Refresh-token rotation for sessions that are both safe and long-lived. Access tokens expire after fifteen minutes, and every refresh issues a brand-new refresh token on a sliding seven-day window. Because each refresh token is single-use, a stolen one is useless almost immediately, while genuine active users stay logged in.
An asynchronous AI pipeline that never blocks the user. The save path does no analysis; it only enqueues a job and returns. All extraction and the model call happen on a background worker that writes results back when ready. The save feels instant and the analysis simply appears a moment later.
Keeping AI cost predictable. Page content is truncated to a defined token budget before every model call, and a URL-level deduplication cache avoids re-analyzing content that has already been processed. Cost control is a property of the design, not an afterthought.
Challenges and how I resolved them
Health checks silently blocked all traffic. The load balancer health-checks the app's health endpoint, but that endpoint sat behind the authentication filter and returned a 401, so every instance was marked unhealthy and the load balancer refused to route any traffic at all. The fix was to explicitly permit the health endpoint in the security configuration.
An image that built fine and ran nowhere. Building the Docker image on an Apple Silicon machine produced an ARM image, but Fargate runs on x86. The image built and pushed without any error and then failed silently at runtime, visible only in the task logs. Pinning every build to the x86 platform solved it.
A browser-extension origin the framework would not accept. Allowing the Chrome extension's origin through CORS threw an exception because the framework distinguishes between exact origins and wildcard patterns, and an extension origin needs the pattern form. A small API change resolved it, and it is the kind of trap any project with an extension client will hit.
A secrets-exposure near miss, caught by the process. Early on, the project directed me to fill an environment file with live secrets before an ignore file existed to keep it out of version control, one stray command away from committing credentials. Reviewing that step is what caught it. It is a good example of why a human approval gate at every step is not ceremony.
Impact
TabVault is deployed and running in production on AWS, served through a CDN and load balancer in front of containers on Fargate, backed by managed PostgreSQL and Redis. It is a complete product: save tabs from the extension or a mobile share sheet, get AI-generated summaries and categories, receive push reminders for detected deadlines, search everything by content, and browse offline through the installed app.
Just as importantly, it is the proof that my multi-agent system works. A real, multi-client, cloud-deployed application came out the other end of that workflow, with a human reviewing every handoff, which is exactly what the system was designed to make possible.

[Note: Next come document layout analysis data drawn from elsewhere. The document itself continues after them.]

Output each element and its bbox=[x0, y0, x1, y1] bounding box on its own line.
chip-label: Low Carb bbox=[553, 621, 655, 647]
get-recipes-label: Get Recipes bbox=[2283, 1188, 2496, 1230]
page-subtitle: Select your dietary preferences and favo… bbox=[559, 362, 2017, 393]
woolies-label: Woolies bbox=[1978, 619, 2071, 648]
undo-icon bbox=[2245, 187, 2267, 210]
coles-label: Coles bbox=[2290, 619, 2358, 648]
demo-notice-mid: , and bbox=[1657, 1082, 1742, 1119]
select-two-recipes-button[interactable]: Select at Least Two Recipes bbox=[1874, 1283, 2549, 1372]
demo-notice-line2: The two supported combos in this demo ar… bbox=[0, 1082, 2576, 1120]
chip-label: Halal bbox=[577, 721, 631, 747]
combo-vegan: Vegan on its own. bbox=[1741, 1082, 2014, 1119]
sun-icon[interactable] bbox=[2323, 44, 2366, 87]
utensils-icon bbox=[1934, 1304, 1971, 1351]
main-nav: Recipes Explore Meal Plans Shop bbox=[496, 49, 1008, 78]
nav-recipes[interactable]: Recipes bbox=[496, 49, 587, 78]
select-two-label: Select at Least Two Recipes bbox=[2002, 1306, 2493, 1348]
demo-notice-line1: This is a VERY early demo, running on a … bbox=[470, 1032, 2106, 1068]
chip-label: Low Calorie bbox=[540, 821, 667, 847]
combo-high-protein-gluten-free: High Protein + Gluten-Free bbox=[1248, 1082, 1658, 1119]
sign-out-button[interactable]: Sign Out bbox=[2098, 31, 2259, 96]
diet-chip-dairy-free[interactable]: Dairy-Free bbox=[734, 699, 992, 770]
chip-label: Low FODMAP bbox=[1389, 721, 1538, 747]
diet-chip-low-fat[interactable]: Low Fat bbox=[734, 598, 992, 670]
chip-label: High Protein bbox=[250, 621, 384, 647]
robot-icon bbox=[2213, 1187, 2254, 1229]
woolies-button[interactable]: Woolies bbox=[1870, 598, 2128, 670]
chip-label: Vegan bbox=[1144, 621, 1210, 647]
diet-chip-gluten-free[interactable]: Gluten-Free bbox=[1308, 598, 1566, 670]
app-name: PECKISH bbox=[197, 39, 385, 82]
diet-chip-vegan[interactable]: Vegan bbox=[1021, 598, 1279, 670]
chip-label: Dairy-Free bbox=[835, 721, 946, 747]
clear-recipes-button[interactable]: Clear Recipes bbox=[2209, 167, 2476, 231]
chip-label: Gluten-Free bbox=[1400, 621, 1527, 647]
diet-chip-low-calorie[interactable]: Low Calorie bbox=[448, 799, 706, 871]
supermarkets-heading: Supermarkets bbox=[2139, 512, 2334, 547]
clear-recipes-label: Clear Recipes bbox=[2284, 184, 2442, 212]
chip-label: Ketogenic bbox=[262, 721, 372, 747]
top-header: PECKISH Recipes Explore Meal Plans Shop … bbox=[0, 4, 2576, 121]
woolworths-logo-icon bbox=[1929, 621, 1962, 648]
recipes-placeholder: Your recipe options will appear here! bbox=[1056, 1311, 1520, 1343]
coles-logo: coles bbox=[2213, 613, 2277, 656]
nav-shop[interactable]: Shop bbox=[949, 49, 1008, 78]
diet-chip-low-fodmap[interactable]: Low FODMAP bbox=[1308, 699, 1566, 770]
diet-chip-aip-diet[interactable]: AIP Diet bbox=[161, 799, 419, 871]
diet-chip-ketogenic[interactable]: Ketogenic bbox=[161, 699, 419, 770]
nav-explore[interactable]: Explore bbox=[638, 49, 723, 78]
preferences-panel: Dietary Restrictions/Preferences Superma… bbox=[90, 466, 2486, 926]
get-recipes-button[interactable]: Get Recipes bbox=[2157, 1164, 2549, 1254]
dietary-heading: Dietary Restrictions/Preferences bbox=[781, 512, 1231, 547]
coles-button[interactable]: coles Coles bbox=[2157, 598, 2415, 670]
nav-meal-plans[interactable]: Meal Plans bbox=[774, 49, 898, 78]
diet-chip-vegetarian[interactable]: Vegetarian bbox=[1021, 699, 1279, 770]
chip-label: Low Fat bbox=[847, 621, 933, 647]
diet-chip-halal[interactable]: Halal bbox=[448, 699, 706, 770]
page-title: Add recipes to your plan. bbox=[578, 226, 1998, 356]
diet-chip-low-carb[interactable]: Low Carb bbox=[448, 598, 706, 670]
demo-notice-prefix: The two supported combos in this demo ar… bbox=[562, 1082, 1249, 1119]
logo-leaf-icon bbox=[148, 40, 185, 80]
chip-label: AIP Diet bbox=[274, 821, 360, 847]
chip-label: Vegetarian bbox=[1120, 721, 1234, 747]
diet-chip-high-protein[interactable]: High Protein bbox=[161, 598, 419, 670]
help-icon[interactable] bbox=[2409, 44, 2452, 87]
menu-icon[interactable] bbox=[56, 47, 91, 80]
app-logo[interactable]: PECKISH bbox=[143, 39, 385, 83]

What I learned and what I would improve
Operating the system to build something this size taught me that the real difficulty in production software is rarely in the happy path. It is in the restart that drops your scheduled jobs, the health check that locks out all traffic, the token that should expire faster, and the image that builds fine and runs nowhere. Reviewing each of those decisions sharpened my sense of what 'done' actually means for a deployed system.
If I extended it, I would add real observability — metrics and tracing across the asynchronous pipeline so a slow or failed analysis is visible without reading logs — and I would put the deployment lessons above into an automated pre-deploy check so they can never recur by hand.